Impactos esperados no acesso e mobilidade social
Segundo o ministro Renan Filho, cerca de 60 milhões de pessoas no Brasil possuem idade para tirar CNH e muitas não o fazem por imposições financeiras. Ele também relata que em algumas regiões até 40% dos motociclistas circulam sem habilitação formal, o que evidencia a exclusão causada pelo modelo atual. Além disso, observa-se uma disparidade de gênero: aproximadamente 60% das mulheres em idade de tirar CNH não possuem o documento, muitas vezes por priorizar a habilitação de outros familiares.
A ampliação do acesso pode facilitar a entrada de novos condutores no mercado formal de trabalho, especialmente como motoristas de aplicativos ou entregadores autônomos.
Críticas e pontos de atenção
Críticos da proposta alertam para eventuais prejuízos na qualidade da formação de novos condutores. A obrigatoriedade das aulas em autoescolas serve, segundo defensores do sistema atual, para proporcionar educação sobre direção defensiva, respeito às normas de trânsito e comportamento seguro no tráfego, especialmente em ambientes urbanos complexos.
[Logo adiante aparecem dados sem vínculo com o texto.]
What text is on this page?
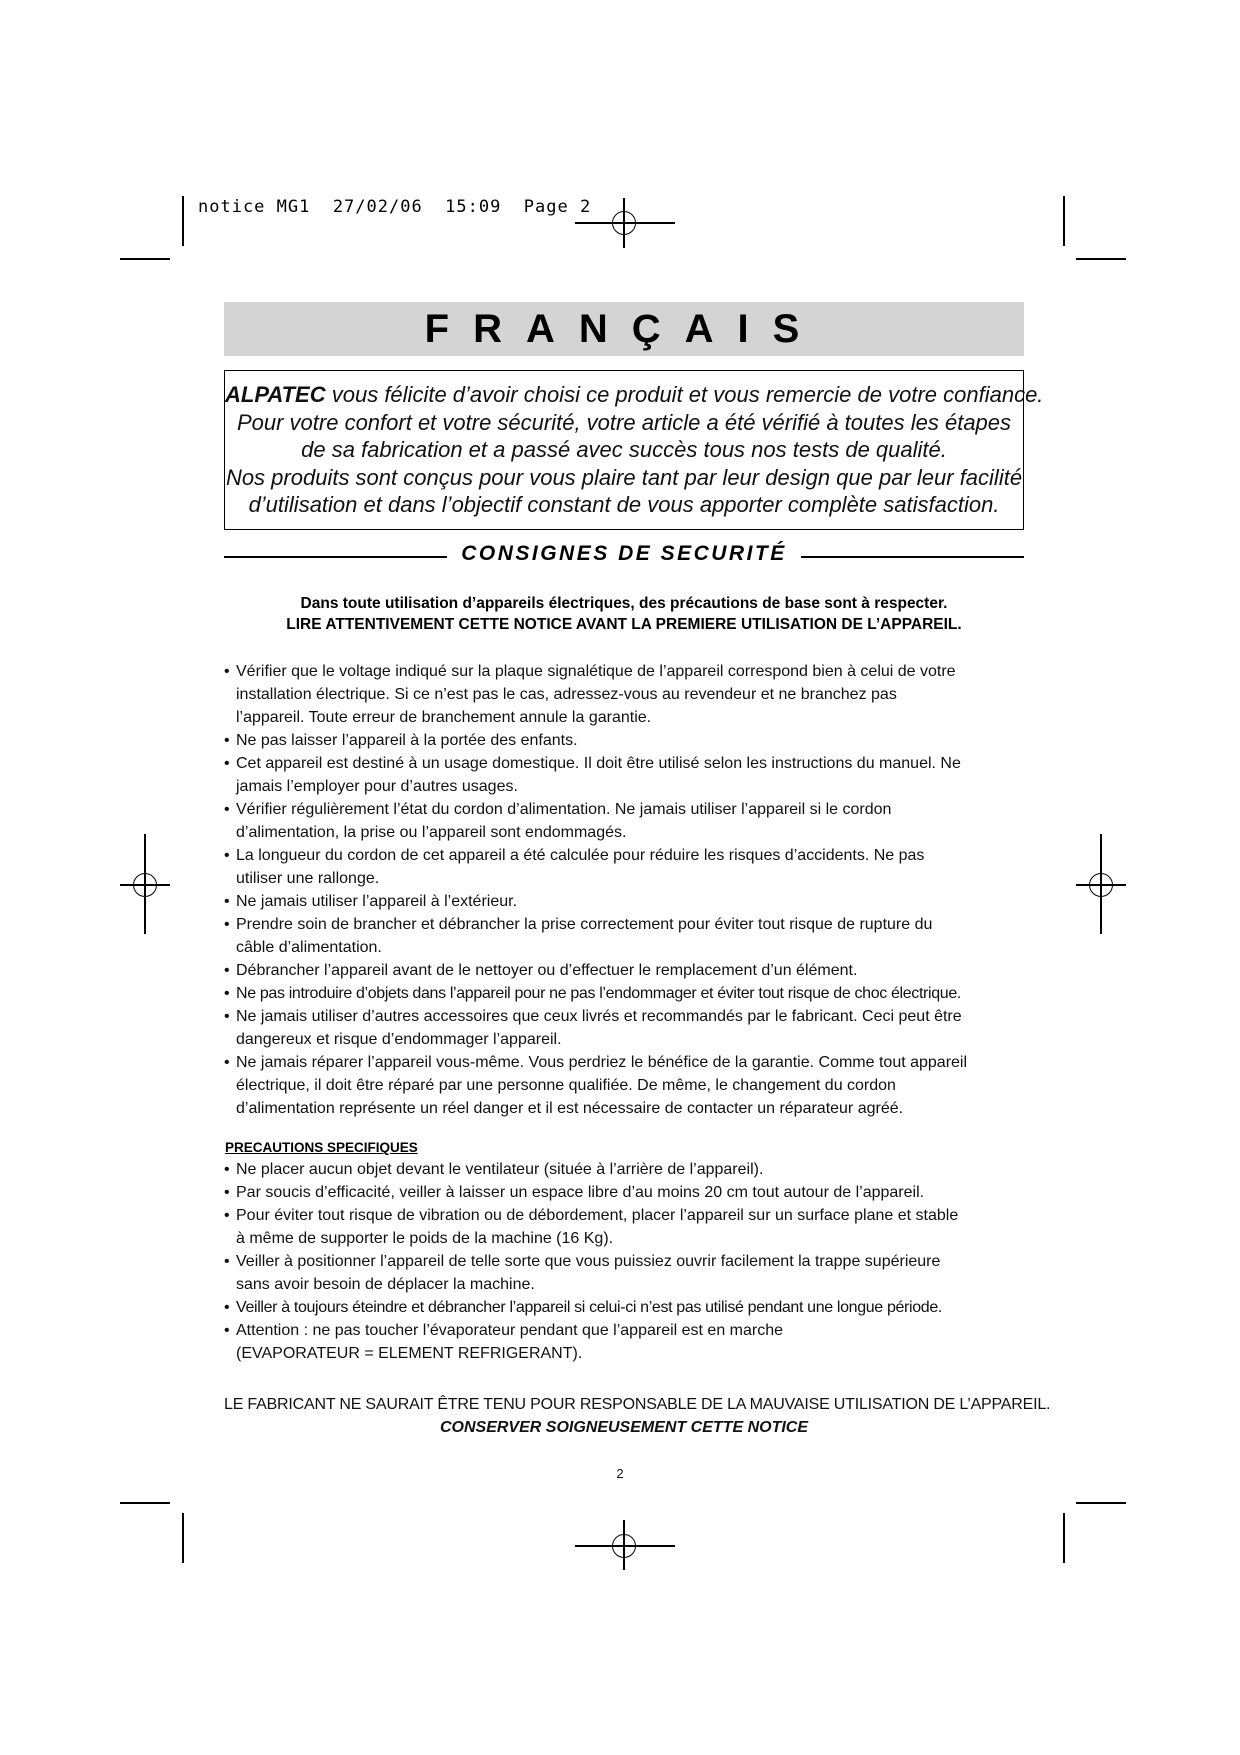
notice MG1  27/02/06  15:09  Page 2
FRANÇAIS
ALPATEC vous félicite d’avoir choisi ce produit et vous remercie de votre confiance.
Pour votre confort et votre sécurité, votre article a été vérifié à toutes les étapes
de sa fabrication et a passé avec succès tous nos tests de qualité.
Nos produits sont conçus pour vous plaire tant par leur design que par leur facilité
d’utilisation et dans l’objectif constant de vous apporter complète satisfaction.
CONSIGNES DE SECURITÉ
Dans toute utilisation d’appareils électriques, des précautions de base sont à respecter.
LIRE ATTENTIVEMENT CETTE NOTICE AVANT LA PREMIERE UTILISATION DE L’APPAREIL.
• Vérifier que le voltage indiqué sur la plaque signalétique de l’appareil correspond bien à celui de votre
installation électrique. Si ce n’est pas le cas, adressez-vous au revendeur et ne branchez pas
l’appareil. Toute erreur de branchement annule la garantie.
• Ne pas laisser l’appareil à la portée des enfants.
• Cet appareil est destiné à un usage domestique. Il doit être utilisé selon les instructions du manuel. Ne
jamais l’employer pour d’autres usages.
• Vérifier régulièrement l’état du cordon d’alimentation. Ne jamais utiliser l’appareil si le cordon
d’alimentation, la prise ou l’appareil sont endommagés.
• La longueur du cordon de cet appareil a été calculée pour réduire les risques d’accidents. Ne pas
utiliser une rallonge.
• Ne jamais utiliser l’appareil à l’extérieur.
• Prendre soin de brancher et débrancher la prise correctement pour éviter tout risque de rupture du
câble d’alimentation.
• Débrancher l’appareil avant de le nettoyer ou d’effectuer le remplacement d’un élément.
• Ne pas introduire d’objets dans l’appareil pour ne pas l’endommager et éviter tout risque de choc électrique.
• Ne jamais utiliser d’autres accessoires que ceux livrés et recommandés par le fabricant. Ceci peut être
dangereux et risque d’endommager l’appareil.
• Ne jamais réparer l’appareil vous-même. Vous perdriez le bénéfice de la garantie. Comme tout appareil
électrique, il doit être réparé par une personne qualifiée. De même, le changement du cordon
d’alimentation représente un réel danger et il est nécessaire de contacter un réparateur agréé.
PRECAUTIONS SPECIFIQUES
• Ne placer aucun objet devant le ventilateur (située à l’arrière de l’appareil).
• Par soucis d’efficacité, veiller à laisser un espace libre d’au moins 20 cm tout autour de l’appareil.
• Pour éviter tout risque de vibration ou de débordement, placer l’appareil sur un surface plane et stable
à même de supporter le poids de la machine (16 Kg).
• Veiller à positionner l’appareil de telle sorte que vous puissiez ouvrir facilement la trappe supérieure
sans avoir besoin de déplacer la machine.
• Veiller à toujours éteindre et débrancher l’appareil si celui-ci n’est pas utilisé pendant une longue période.
• Attention : ne pas toucher l’évaporateur pendant que l’appareil est en marche
(EVAPORATEUR = ELEMENT REFRIGERANT).
LE FABRICANT NE SAURAIT ÊTRE TENU POUR RESPONSABLE DE LA MAUVAISE UTILISATION DE L’APPAREIL.
CONSERVER SOIGNEUSEMENT CETTE NOTICE
2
Além disso, a proposta ainda depende da aprovação presidencial para ser implementada. Não há necessidade de tramitação no Congresso, segundo o governo, por se tratar de medida que pode ser regulamentada via resolução do Contran com base em competências do executivo federal.
Comparativo de cenários
| Situação atual | Cenário com proposta |
|---|---|
| Custo CNH: média R$ 3.215,64 | Redução de até 80% nos custos totais |
| Obrigatoriedade de autoescola | Aula opcional; autoinstrução permitida |
| Aulas apenas em CFCs autorizados | Instrutores particulares credenciados |
| Menor participação feminina na CNH | Redução de barreiras econômicas |
Agenda política e próximos passos
A proposta está pronta e aguarda aval executivo para liberar sua publicação, o que daria início ao processo de regulamentação junto ao Contran. Caso implantada, representaria uma mudança significativa no modelo de emissão da CNH, transformando-se em formato mais acessível e menos burocrático.
O modelo segue em estágio de definição interna, sem data definida para vir à tona, e seu impacto será acompanhado de perto por órgãos de trânsito estaduais, entidades de defesa do consumidor, instrutores independentes e autoescolas, que poderão ajustar práticas e serviços conforme a regulamentação evoluir.